Viajó toda la noche y llegó a Zamora a primera hora de la
mañana. Poco equipaje en la maleta, ya que no sabía cuanto tiempo iba a estar
fuera. En la estación de autobuses de la capital le estaba esperando un coche
que lo trasladó de inmediato a la dirección que le habían indicado por
teléfono. Por fin iba a conocer el rostro de la persona que se había puesto en
contacto con él y que había vuelto a abrir la herida que tantos años costó
cerrar. Callejeando por la ciudad, le dio tiempo a pensar en los pasos que
debía de dar y como enfrentar una investigación en un entorno salpicado de
ambiente etnográfico. Un mal paso podía significar que se le cerraran todas las
puertas y que su investigación acabara de manera abrupta. La provincia de
Zamora se significaba desde hacía tiempo por la cantidad de grupos de baile y
de música que existían. Le dabas una patada a una piedra y salían diez grupos
de baile. Movías un árbol y en vez de caer hojas caían dulzaineros,
tamborileros o gaiteros. Otra cosa era la calidad, pero eso parecía no
importar, erróneamente se media el resurgir del folclore por el número de
grupos o músicos y no por la calidad de los mismos, confundiendo lo que era
aplicable a la gente en general, a la que no se le podía pedir más, con lo que
era exigible a los integrantes de los movimientos que se dedicaban de manera
más o menos fidedigna al llamado mundo etnográfico o folclórico.
Por fin
llegó a su destino inicial en la ciudad.

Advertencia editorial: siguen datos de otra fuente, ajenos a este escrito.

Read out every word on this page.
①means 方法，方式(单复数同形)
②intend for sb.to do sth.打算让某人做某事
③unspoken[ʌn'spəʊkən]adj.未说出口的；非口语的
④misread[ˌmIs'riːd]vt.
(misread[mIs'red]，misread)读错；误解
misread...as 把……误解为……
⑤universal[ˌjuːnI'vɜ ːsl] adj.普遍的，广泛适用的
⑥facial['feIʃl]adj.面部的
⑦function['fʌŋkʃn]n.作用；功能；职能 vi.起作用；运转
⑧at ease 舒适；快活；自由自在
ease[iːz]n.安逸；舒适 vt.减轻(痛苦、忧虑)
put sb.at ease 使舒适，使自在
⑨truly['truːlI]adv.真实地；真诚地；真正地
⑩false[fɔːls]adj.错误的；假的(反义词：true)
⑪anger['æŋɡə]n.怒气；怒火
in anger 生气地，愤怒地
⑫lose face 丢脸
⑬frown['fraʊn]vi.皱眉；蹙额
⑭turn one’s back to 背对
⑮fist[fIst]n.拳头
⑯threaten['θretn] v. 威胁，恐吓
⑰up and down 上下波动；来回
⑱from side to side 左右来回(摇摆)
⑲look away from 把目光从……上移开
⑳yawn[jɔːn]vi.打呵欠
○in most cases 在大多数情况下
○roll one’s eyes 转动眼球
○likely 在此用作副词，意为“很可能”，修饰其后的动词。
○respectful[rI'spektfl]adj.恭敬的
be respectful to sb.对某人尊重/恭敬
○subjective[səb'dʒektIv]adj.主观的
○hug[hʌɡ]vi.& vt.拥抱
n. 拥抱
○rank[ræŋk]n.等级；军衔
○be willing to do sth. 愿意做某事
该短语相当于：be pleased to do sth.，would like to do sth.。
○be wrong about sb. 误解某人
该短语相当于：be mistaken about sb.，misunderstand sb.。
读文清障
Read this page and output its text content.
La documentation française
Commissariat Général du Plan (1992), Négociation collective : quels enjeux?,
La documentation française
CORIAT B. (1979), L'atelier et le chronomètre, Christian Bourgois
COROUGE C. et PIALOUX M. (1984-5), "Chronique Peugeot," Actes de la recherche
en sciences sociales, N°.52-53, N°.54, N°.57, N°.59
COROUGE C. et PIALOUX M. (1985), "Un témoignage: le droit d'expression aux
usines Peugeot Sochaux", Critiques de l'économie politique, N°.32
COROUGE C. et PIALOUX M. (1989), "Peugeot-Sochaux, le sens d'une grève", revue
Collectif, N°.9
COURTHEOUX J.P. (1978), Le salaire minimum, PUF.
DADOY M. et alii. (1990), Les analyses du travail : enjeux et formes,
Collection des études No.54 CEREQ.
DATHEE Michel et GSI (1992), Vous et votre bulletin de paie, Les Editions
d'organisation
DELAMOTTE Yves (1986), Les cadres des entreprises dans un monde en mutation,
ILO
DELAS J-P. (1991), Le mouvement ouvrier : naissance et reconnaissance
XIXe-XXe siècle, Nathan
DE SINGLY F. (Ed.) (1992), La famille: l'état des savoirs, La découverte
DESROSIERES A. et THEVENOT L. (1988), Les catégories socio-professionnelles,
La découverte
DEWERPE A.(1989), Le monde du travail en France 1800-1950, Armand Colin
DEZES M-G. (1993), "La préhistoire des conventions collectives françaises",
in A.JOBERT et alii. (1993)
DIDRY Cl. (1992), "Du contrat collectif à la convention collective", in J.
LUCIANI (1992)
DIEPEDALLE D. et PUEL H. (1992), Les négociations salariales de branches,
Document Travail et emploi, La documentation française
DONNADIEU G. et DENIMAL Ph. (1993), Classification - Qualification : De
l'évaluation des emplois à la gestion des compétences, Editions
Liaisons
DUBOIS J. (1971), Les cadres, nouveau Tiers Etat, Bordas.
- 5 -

En la taberna “La crucifixión del
tamborilero”, ironía que no pasó por alto, se sentó cara a cara con la persona
que, con su llamada, había desencadenado todos los acontecimientos ocurridos
hasta ahora. Con aspecto del norte de Europa y con un nombre a todas luces
falso, su interlocutor se presentó como un alto cargo de una “Organización”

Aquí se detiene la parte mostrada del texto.